Shortlisted for the 2012 Guardian children's fiction prize.
Award winning Russell Hoban has written a lyrical story of magic and wonder that begs to be read and re-read as the mysterious story unravels. Deep, deep in the heart of the frozen north a shaman and his wife are expecting their first baby. But Soonchild doesn’t want to come out. It lies like a stone in its mother's belly; it never kicks or moves and yet the mother knows that it is alive. Finally, the baby speaks…Can its Shaman father do what is necessary to unlock the singing of the world and so encourage the baby to be born? Alexis Deacon captures the frozen world and the magic and mystery that lie at the heart of it.
Somewhere in the Arctic Circle, Sixteen-Face John, a shaman, learns that his first child, a soonchild, cannot hear the World Songs from her mother's womb. The World Songs are what inspire all newborns to come out into the world, and John must find them for her. But how? The answer takes him through many lifetimes and many shape-shifts, as well as encounters with beasts, demons and a mysterious benevolent owl spirit, Ukpika, who is linked to John's past...

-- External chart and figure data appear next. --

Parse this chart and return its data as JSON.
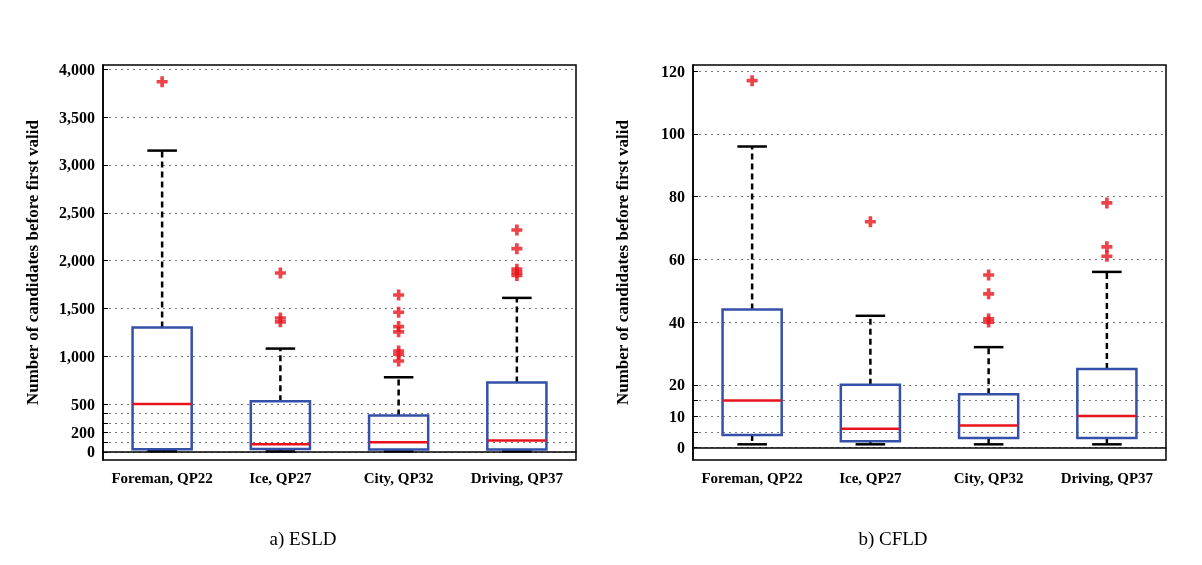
{
  "chart_data": [
    {
      "type": "box",
      "title": "a) ESLD",
      "ylabel": "Number of candidates before first valid",
      "categories": [
        "Foreman, QP22",
        "Ice, QP27",
        "City, QP32",
        "Driving, QP37"
      ],
      "ylim": [
        -85,
        4045
      ],
      "yticks": [
        0,
        {
          "value": 100,
          "label": null
        },
        200,
        {
          "value": 300,
          "label": null
        },
        {
          "value": 400,
          "label": null
        },
        500,
        {
          "value": 1000,
          "label": "1,000"
        },
        {
          "value": 1500,
          "label": "1,500"
        },
        {
          "value": 2000,
          "label": "2,000"
        },
        {
          "value": 2500,
          "label": "2,500"
        },
        {
          "value": 3000,
          "label": "3,000"
        },
        {
          "value": 3500,
          "label": "3,500"
        },
        {
          "value": 4000,
          "label": "4,000"
        }
      ],
      "grid": "y",
      "marker": "cross",
      "series": [
        {
          "color": "#3550a8",
          "boxes": [
            {
              "low": 8,
              "q1": 27,
              "median": 500,
              "q3": 1300,
              "high": 3150,
              "outliers": [
                3870
              ]
            },
            {
              "low": 5,
              "q1": 30,
              "median": 80,
              "q3": 530,
              "high": 1080,
              "outliers": [
                1870,
                1400,
                1360
              ]
            },
            {
              "low": 5,
              "q1": 25,
              "median": 100,
              "q3": 380,
              "high": 780,
              "outliers": [
                1640,
                1460,
                1310,
                1255,
                1055,
                1020,
                950
              ]
            },
            {
              "low": 5,
              "q1": 25,
              "median": 120,
              "q3": 725,
              "high": 1610,
              "outliers": [
                2320,
                2125,
                1910,
                1875,
                1845
              ]
            }
          ]
        }
      ]
    },
    {
      "type": "box",
      "title": "b) CFLD",
      "ylabel": "Number of candidates before first valid",
      "categories": [
        "Foreman, QP22",
        "Ice, QP27",
        "City, QP32",
        "Driving, QP37"
      ],
      "ylim": [
        -4,
        122
      ],
      "yticks": [
        0,
        {
          "value": 5,
          "label": null
        },
        10,
        {
          "value": 15,
          "label": null
        },
        20,
        40,
        60,
        80,
        100,
        120
      ],
      "grid": "y",
      "marker": "cross",
      "series": [
        {
          "color": "#3550a8",
          "boxes": [
            {
              "low": 1,
              "q1": 4,
              "median": 15,
              "q3": 44,
              "high": 96,
              "outliers": [
                117
              ]
            },
            {
              "low": 1,
              "q1": 2,
              "median": 6,
              "q3": 20,
              "high": 42,
              "outliers": [
                72
              ]
            },
            {
              "low": 1,
              "q1": 3,
              "median": 7,
              "q3": 17,
              "high": 32,
              "outliers": [
                55,
                49,
                41,
                40
              ]
            },
            {
              "low": 1,
              "q1": 3,
              "median": 10,
              "q3": 25,
              "high": 56,
              "outliers": [
                78,
                64,
                61
              ]
            }
          ]
        }
      ]
    }
  ]
}
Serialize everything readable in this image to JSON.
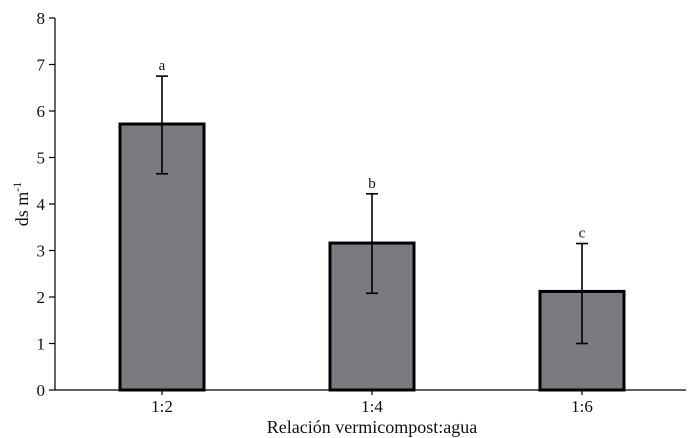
{
  "chart_data": {
    "type": "bar",
    "categories": [
      "1:2",
      "1:4",
      "1:6"
    ],
    "values": [
      5.72,
      3.16,
      2.12
    ],
    "error_lower": [
      4.65,
      2.08,
      1.0
    ],
    "error_upper": [
      6.75,
      4.22,
      3.15
    ],
    "significance_labels": [
      "a",
      "b",
      "c"
    ],
    "xlabel": "Relación vermicompost:agua",
    "ylabel_main": "ds m",
    "ylabel_sup": "-1",
    "ylim": [
      0,
      8
    ],
    "yticks": [
      0,
      1,
      2,
      3,
      4,
      5,
      6,
      7,
      8
    ],
    "grid": false,
    "bar_color": "#7a7b80",
    "bar_edge_color": "#000000"
  }
}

'Hoban is the best sort of genius.' Patrick Ness in The Guardian
Author
About Russell Hoban
As a child
Russell Hoban was born in Pennsylvania, USA. His parents were Jewish immigrants from the Ukraine; his father was the advertising manager of a Jewish newspaper as well as a dram guild director. Russell was thus exposed to the arts early on, and became interested in writing at an early age, winning prizes for his stories and poems during his school years.
As an adult
Russell served in the US Infantry during WWII. For a time he taught art in New York and Connecticut. He then worked as a freelance illustrator and an advertising copywriter. He began publishing children's books in 1958, and since then has published more than fifty. His picture book The Sea-Thing Child, illustrated by Patrick Benson, was shortlisted for the Kate Greenaway Medal. Russell passed away at the age of 86 in 2011.